Trump is obsessed with blond chicks on TV. Two days ago he had the creepy interaction with the reporter from Ireland, nobody can forget his "blood coming from out of everywhere" comment about Megyn Kelly and now he is going after "low IQ Mika" and her bloody facelift. The guy is obsesses with bloodying up women, both figuratively and maybe even literally
This isn't some contestant on celebrity apprentice, this ain't some guy who goes on Howard Stern to complain about his own private Vietnam, this is the president of our country. This is the person whose face you see when you walk through JFK, this is the guy who every.single.person I've met over the last three international trips asks me about. They are mystified how we elected this clown and I don't have an answer. He is the epitome of classless, he brings nothing to the table in terms of substance and he likely has had a Russian winkie in his mouth.
I wonder if he ever asks Melanie to put on a blond wig when she's got her visitor, that seems like the ultimate Trump turn-on

Wednesday, June 28, 2017

Take on the most nonsensically tweet ever

Our president needs help.

This sentence can be taken so many ways but all of them seem to be true and nothing made that more apparent than the tweet about the AmazonWashingtonPost today. I'm not quite sure what his sources for the accusations that they don't pay "internet taxes" is but I'm sure Trump will get those out as soon as he's done with the inauguration recount, the 3 million fake votes and the Ted Cruz dad on the grassy knoll thing

Maybe he thinks that you should pay taxes per character you post online, which is why he seemingly combined two completely nonsensical thoughts into one even more nonsensical one.

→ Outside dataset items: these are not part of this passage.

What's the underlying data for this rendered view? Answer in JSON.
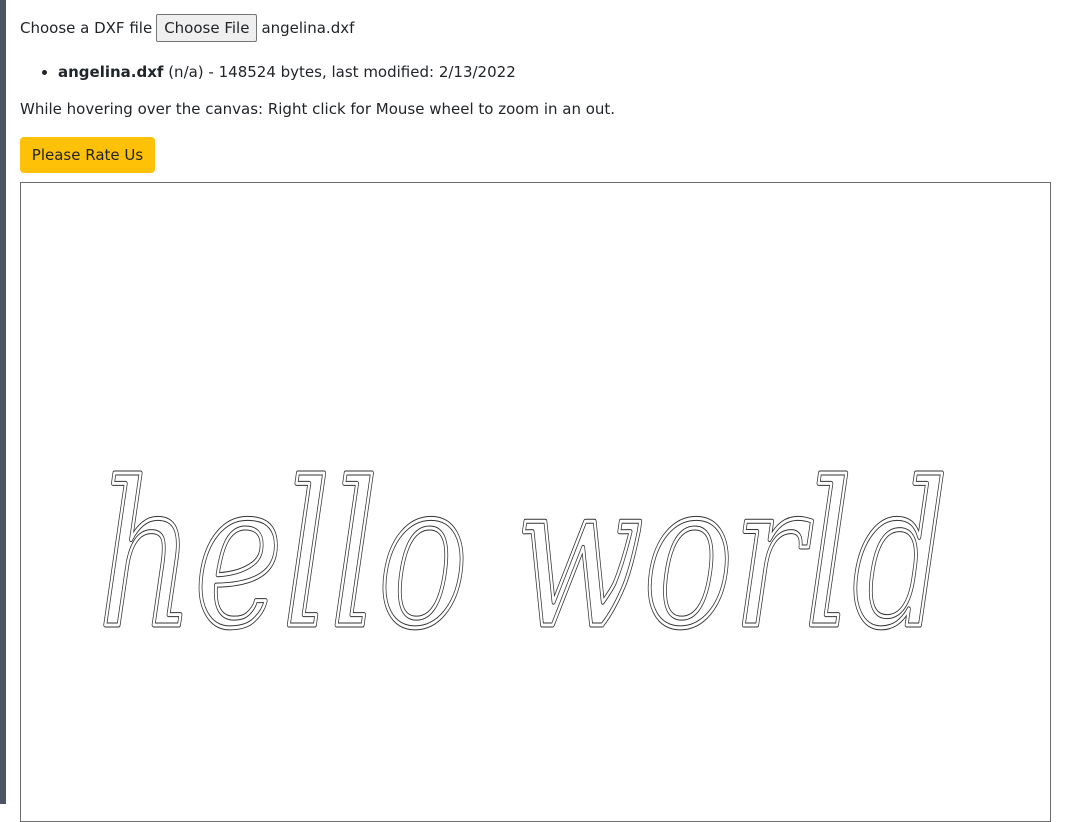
{
  "file_input": {
    "label": "Choose a DXF file",
    "button_label": "Choose File",
    "chosen_file": "angelina.dxf"
  },
  "file_info": {
    "name": "angelina.dxf",
    "details": " (n/a) - 148524 bytes, last modified: 2/13/2022"
  },
  "hint": "While hovering over the canvas: Right click for Mouse wheel to zoom in an out.",
  "rate_button": "Please Rate Us",
  "canvas": {
    "drawing_text": "hello world",
    "stroke_color": "#333333"
  },
  "colors": {
    "accent": "#ffc107",
    "left_rail": "#4b5563"
  }
}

But this is Trump, he sends up a flare and everybody immediately goes on a wild goose chase. Then when they figure out he's full of crap they confront him and he says that it wasn't what he said

It's masterful and we're all sheep

Tuesday, June 27, 2017

Take on Fake News

Our president is such an insecure loser and the more you learn about him, the more apparent it becomes. He's the president of the United States yet he has fake Time Magazine with his mug hanging in his golf clubs. This is the kind of thing you pick up on the Boardwalk down the shore for $20 yet this loser hangs it in his golf clubs. He is so dumb that he probably believes it is a true cover by now
The entire thing reminds me of the scene in Lebowski when he looks into the Man of The Year Mirror thing. Except he was just a out of work bowler, not the leader of the free world.